The book is divided into two sections: the first deals with the difficult process of integrating college football teams, and the impact on football of the newly-discovered black pride in the years after integration. [Just as a side note, Louisiana is distinguished by being one of the last universities to integrate, just in front of Mississippi. In 1972.]
The second part of the book investigates how college football was “remade” first by the changing NCAA rules for eligibility, and then by unevenly distributed financial resources (i.e. the biggest universities with the richest football programs reaped the biggest rewards, while the small, poor programs continued as such).
One of the most interesting sections discusses the impact of television on college football and the divisions of college teams into conferences. Oriard lost me just a little bit here, as he got into the nuances of the changing allegiances of universities and the athletic conferences they belong to, but I could appreciate the numbers. He provides as much financial information he could find about the revenue that football teams generate for their universities. It’s staggering.
One of the most important lessons I learned from this book is that all the hand-wringing and agonizing over student-athletes’ priorities (i.e. are they students or athletes first?) has been going on almost since the invention of American football in the late nineteenth century. Throughout football’s history, even before scholarships, administrators and teachers worried that football players didn’t focus enough on academics. There’s nothing new under the sun.
The two most interesting chapters were the ones that dealt with what Oriard calls “football’s fundamental contradiction” (p. 9). This contradiction–the vital importance of football to universities’ fundraising/recruiting vs. the fact that the football players are supposed to be amateur students–is the central point of the book.

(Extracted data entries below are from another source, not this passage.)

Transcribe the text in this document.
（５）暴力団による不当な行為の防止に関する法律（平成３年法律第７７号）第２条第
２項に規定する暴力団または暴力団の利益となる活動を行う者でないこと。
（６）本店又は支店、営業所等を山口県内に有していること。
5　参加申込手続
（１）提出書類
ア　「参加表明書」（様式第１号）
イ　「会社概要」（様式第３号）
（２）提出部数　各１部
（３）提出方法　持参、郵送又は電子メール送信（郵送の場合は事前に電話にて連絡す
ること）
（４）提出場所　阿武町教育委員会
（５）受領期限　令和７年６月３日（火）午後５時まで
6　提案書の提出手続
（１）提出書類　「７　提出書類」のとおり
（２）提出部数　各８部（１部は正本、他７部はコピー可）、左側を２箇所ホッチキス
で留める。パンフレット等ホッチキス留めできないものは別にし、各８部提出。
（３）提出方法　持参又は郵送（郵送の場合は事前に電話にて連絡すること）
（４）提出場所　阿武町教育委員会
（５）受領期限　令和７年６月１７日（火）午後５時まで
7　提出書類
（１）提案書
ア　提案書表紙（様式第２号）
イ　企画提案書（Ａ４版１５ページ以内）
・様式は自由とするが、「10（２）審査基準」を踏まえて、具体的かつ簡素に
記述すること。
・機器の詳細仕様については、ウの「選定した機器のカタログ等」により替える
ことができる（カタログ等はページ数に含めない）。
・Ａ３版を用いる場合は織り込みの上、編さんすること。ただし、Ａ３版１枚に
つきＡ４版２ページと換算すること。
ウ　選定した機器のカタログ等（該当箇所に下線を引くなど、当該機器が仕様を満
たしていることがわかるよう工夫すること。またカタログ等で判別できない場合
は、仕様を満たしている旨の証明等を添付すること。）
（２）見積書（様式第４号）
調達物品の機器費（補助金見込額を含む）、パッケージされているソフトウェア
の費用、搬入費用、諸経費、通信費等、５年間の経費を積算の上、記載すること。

Or, more subtly described, “for the nonprofit extracurricular activity of a few dozen students to generate as much as $60 million in revenue…and expecting athletes who generate those millions to put in full-time hours, at the equivalent of minimum wage, and also be full-time students…is obviously crazy” (p. 9).
I’m no fan of college football, but even I was surprised at the data that Oriard provides here, which supports a really interesting look at how college football came to be the way it is, and how football and colleges are uneasy bedfellows.
Recommended if you have any interest in the history of higher education in the US, or in the history of sports. But the emphasis is really on football’s development in the context of higher education.